Fin du ticket de caisse papier : quelles conséquences pour le consommateur ?

Depuis quelques mois, il n’est pas rare d’entendre les commerçants demander aux clients s’ils souhaitent recevoir leur ticket de caisse ou ticket de carte bancaire. Une question qui n’est pas anodine puisqu’elle nous prépare à leur suppression. En effet, à compter du 1er janvier 2023, ces tickets ne seront imprimés qu’à la demande du client.

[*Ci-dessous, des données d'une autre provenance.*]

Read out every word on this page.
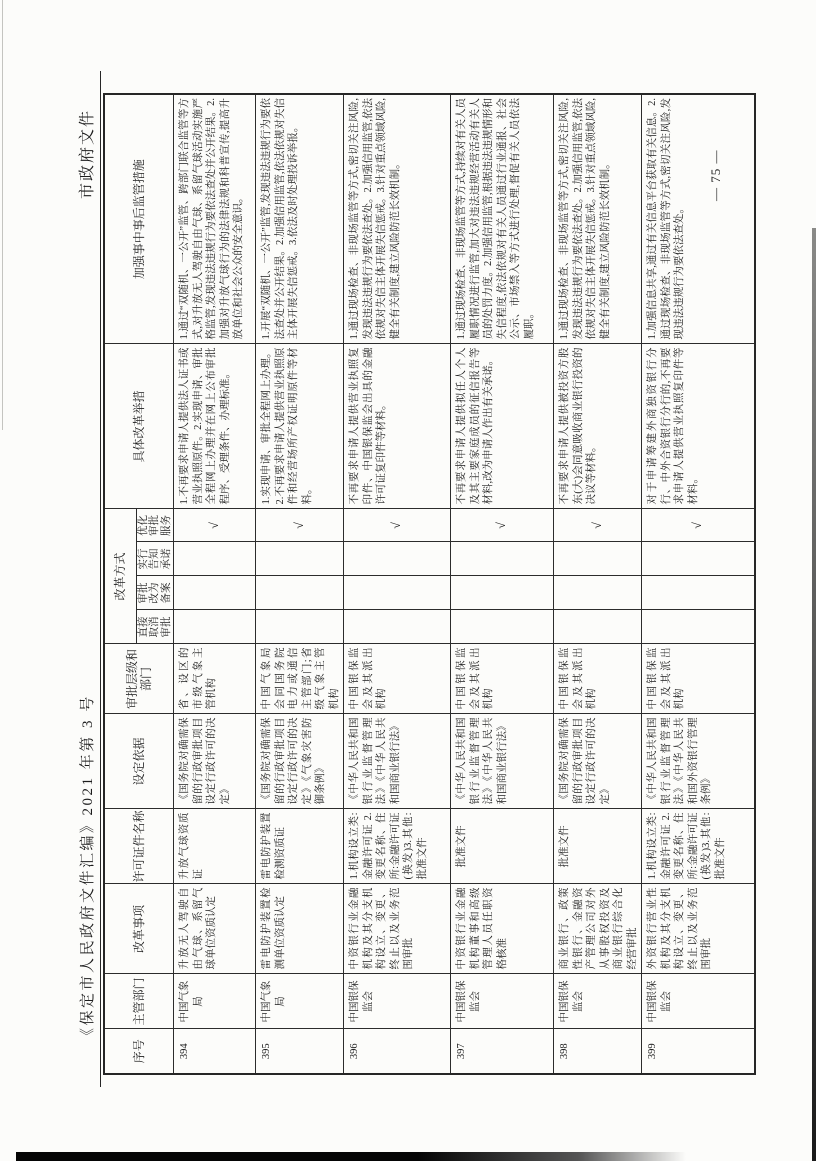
《保定市人民政府文件汇编》2021 年第 3 号
市政府文件
序号	主管部门	改革事项	许可证件名称	设定依据	审批层级和部门	改革方式				具体改革举措	加强事中事后监管措施
						直接取消审批	审批改为备案	实行告知承诺	优化审批服务		
394	中国气象局	升放无人驾驶自由气球、系留气球单位资质认定	升放气球资质证	《国务院对确需保留的行政审批项目设定行政许可的决定》	省、设区的市级气象主管机构				√	1.不再要求申请人提供法人证书或营业执照原件。2.实现申请、审批全程网上办理并在网上公布审批程序、受理条件、办理标准。	1.通过“双随机、一公开”监管、跨部门联合监管等方式,对升放无人驾驶自由气球、系留气球活动实施严格监管,发现违法违规行为要依法查处并公开结果。2.加强对升放气球行为的法律法规和科普宣传,提高升放单位和社会公众的安全意识。
395	中国气象局	雷电防护装置检测单位资质认定	雷电防护装置检测资质证	《国务院对确需保留的行政审批项目设定行政许可的决定》《气象灾害防御条例》	中国气象局会同国务院电力或通信主管部门;省级气象主管机构				√	1.实现申请、审批全程网上办理。2.不再要求申请人提供营业执照原件和经营场所产权证明原件等材料。	1.开展“双随机、一公开”监管,发现违法违规行为要依法查处并公开结果。2.加强信用监管,依法依规对失信主体开展失信惩戒。3.依法及时处理投诉举报。
396	中国银保监会	中资银行业金融机构及其分支机构设立、变更、终止以及业务范围审批	1.机构设立类:金融许可证 2.变更名称、住所:金融许可证(换发)3.其他:批准文件	《中华人民共和国银行业监督管理法》《中华人民共和国商业银行法》	中国银保监会及其派出机构				√	不再要求申请人提供营业执照复印件、中国银保监会出具的金融许可证复印件等材料。	1.通过现场检查、非现场监管等方式,密切关注风险,发现违法违规行为要依法查处。2.加强信用监管,依法依规对失信主体开展失信惩戒。3.针对重点领域风险,健全有关制度,建立风险防范长效机制。
397	中国银保监会	中资银行业金融机构董事和高级管理人员任职资格核准	批准文件	《中华人民共和国银行业监督管理法》《中华人民共和国商业银行法》	中国银保监会及其派出机构				√	不再要求申请人提供拟任人个人及其主要家庭成员的征信报告等材料,改为申请人作出有关承诺。	1.通过现场检查、非现场监管等方式,持续对有关人员履职情况进行监管,加大对违法违规经营活动有关人员的处罚力度。2.加强信用监管,根据违法违规情形和失信程度,依法依规对有关人员通过行业通报、社会公示、市场禁入等方式进行处理,督促有关人员依法履职。
398	中国银保监会	商业银行、政策性银行、金融资产管理公司对外从事股权投资及商业银行综合化经营审批	批准文件	《国务院对确需保留的行政审批项目设定行政许可的决定》	中国银保监会及其派出机构				√	不再要求申请人提供被投资方股东(大)会同意吸收商业银行投资的决议等材料。	1.通过现场检查、非现场监管等方式,密切关注风险,发现违法违规行为要依法查处。2.加强信用监管,依法依规对失信主体开展失信惩戒。3.针对重点领域风险,健全有关制度,建立风险防范长效机制。
399	中国银保监会	外资银行营业性机构及其分支机构设立、变更、终止以及业务范围审批	1.机构设立类:金融许可证 2.变更名称、住所:金融许可证(换发)3.其他:批准文件	《中华人民共和国银行业监督管理法》《中华人民共和国外资银行管理条例》	中国银保监会及其派出机构				√	对于申请筹建外商独资银行分行、中外合资银行分行的,不再要求申请人提供营业执照复印件等材料。	1.加强信息共享,通过有关信息平台获取有关信息。2.通过现场检查、非现场监管等方式,密切关注风险,发现违法违规行为要依法查处。
— 75 —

Une mesure destinée à lutter contre le gaspillage de papier. Selon Patricia Mirallès, la parlementaire à l’origine du texte, « un hypermarché a recours annuellement à 10 600 rouleaux de papier thermique, l’équivalent en distance d’un Paris‑Montpellier. » Le bisphénol contenu dans le papier pose aussi des questions d’ordre sanitaire. Si le bisphénol A est un perturbateur endocrinien avéré, les substituts (bisphénol S ou F) sont également soupçonnés.

Cependant, l’association de consommateurs CLCV s’inquiète des conséquences concrètes que cette mesure aura sur les consommateurs. A savoir l’impossibilité de vérifier les erreurs de prix et l’application des promotions ou encore la difficulté de justifier de ses achats lors d’un contrôle effectué par la sécurité du magasin. Mais aussi la difficulté d’obtenir l’échange, le remboursement et la mise en œuvre de la garantie commerciale ou de la garantie légale de conformité en l’absence de preuve d’achat. Certes, la plupart des enseignes proposent l’envoi du ticket par mail.

Mais ce sera probablement insuffisant. D’une part, tous les commerçants ne mettront pas en place un service de dématérialisation du ticket de caisse ; d’autre part tous les consommateurs ne sont pas en mesure de recevoir un ticket par mail en raison de la fracture numérique

La CLCV propose la mise en œuvre d’une impression systématique du ticket de caisse, sauf avis contraire du client, dès 25 € d’achat. Cela permettrait également de limiter aux petits achats le risque d’oublier de demander le ticket.